Have you ever thrown a side kick into a kicking shield just for the sheer enjoyment of throwing it, of experiencing the energy of the movement itself? Or perhaps you hit a focus mitt with a lead straight punch or worked a particular escape from a grappling position for the same reason, because it just feels so damn good doing it. If, as you finished doing it, Bruce Lee suddenly appeared and asked you, “How did it feel to you?” your answer would not be, “Let me think…,” but instead something like, “It felt so freakin great!”

Martial art deals with movement. All types of movement; footwork and body movement, striking actions, grappling actions – offensive actions, counteroffensive actions, defensive actions, etc. In his martial art notes, Lee wrote, “The essence of fighting is the essence of moving.” Sometimes it can become very easy to get caught up in the mentality of maintaining a sense of over-seriousness when we train. We get out our stopwatch or put on the timer, determined to throw as many kicks or strikes as we can in a given time period. We record everything we have done in our training log, etc. Don’t get me wrong, I don’t think there is anything wrong with that, especially if you are a professional combative sport athlete training for an upcoming event. There is nothing wrong with recording your workouts and there is nothing wrong with pushing yourself to improve. And learning combative skills for self-defense purposes is serious business. My point is simply that sometimes, if we’re not careful, things can become overly mechanical, and we can lose sight of experiencing the enjoyment of what we are doing.

I went through such a phase myself (in fact I’ve gone through it numerous times in my years of training). Each time it occurs, I end up asking myself, “Why am I doing this?” And the answer I get is that I’m doing it because I enjoy doing it so much. And at that point I realize that I need to reinsert a state of enjoyment into what I’m doing.

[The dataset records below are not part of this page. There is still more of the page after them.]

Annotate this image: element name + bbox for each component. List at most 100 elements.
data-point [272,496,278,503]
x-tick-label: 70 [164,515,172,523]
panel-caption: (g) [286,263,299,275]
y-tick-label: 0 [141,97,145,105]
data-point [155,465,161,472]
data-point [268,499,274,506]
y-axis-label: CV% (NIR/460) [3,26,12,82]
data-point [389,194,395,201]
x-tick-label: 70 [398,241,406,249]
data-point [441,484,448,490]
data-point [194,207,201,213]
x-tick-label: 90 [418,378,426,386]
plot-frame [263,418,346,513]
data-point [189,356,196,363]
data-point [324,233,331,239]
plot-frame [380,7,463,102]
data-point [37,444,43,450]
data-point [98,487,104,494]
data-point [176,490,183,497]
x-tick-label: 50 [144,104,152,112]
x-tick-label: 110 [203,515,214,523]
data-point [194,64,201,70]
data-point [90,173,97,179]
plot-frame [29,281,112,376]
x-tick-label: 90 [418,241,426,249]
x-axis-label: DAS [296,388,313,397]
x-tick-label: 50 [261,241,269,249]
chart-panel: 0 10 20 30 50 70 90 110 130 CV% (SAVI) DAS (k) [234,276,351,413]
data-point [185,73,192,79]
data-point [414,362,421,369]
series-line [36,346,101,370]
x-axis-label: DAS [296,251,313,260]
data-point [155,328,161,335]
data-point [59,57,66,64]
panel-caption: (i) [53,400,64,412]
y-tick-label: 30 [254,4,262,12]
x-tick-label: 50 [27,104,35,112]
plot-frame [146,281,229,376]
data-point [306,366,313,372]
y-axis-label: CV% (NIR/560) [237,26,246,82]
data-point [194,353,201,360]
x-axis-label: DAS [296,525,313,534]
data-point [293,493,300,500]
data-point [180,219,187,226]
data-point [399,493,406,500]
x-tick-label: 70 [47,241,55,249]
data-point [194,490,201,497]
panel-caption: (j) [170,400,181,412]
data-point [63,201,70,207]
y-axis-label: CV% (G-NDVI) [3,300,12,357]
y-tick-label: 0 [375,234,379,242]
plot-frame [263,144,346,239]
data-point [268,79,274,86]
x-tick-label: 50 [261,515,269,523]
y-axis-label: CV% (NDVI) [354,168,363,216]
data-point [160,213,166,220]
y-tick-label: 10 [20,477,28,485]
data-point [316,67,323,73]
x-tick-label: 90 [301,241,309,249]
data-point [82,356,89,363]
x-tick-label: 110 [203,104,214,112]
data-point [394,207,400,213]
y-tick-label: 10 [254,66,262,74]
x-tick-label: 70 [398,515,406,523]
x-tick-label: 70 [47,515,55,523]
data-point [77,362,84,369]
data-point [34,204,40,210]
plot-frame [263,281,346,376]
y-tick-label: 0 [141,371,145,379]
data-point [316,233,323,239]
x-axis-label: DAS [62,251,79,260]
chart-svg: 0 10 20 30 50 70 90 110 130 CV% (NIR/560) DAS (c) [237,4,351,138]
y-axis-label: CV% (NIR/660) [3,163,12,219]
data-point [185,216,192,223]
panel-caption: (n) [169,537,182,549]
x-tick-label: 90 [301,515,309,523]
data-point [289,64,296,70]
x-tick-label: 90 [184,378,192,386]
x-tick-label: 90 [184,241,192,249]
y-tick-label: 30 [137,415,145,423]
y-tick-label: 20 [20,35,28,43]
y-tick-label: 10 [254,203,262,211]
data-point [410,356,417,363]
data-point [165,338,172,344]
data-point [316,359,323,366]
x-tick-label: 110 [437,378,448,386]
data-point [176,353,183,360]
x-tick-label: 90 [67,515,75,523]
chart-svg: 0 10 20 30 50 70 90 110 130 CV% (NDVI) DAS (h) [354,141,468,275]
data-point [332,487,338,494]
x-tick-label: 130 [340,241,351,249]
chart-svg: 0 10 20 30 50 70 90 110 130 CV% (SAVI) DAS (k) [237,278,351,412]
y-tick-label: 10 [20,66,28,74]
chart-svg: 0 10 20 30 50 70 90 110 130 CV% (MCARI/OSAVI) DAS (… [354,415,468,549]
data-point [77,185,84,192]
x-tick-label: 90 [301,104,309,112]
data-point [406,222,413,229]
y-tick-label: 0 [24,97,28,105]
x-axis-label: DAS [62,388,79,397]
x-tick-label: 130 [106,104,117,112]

When it comes to martial art training, we’re never too old or too experienced or too advanced to discover (or re-discover) the joy of movement, of our body in action. Bringing such a sense of enjoyment to your training can alter your mindset. It can bring back (or cultivate) your sense of body awareness. It can help you “ease the burden of your mind” by getting rid of excessive tension and self-consciousness. It can bring a sense of ‘emotional content’ to your movement. So strive to maintain a sense of enjoyment in your training.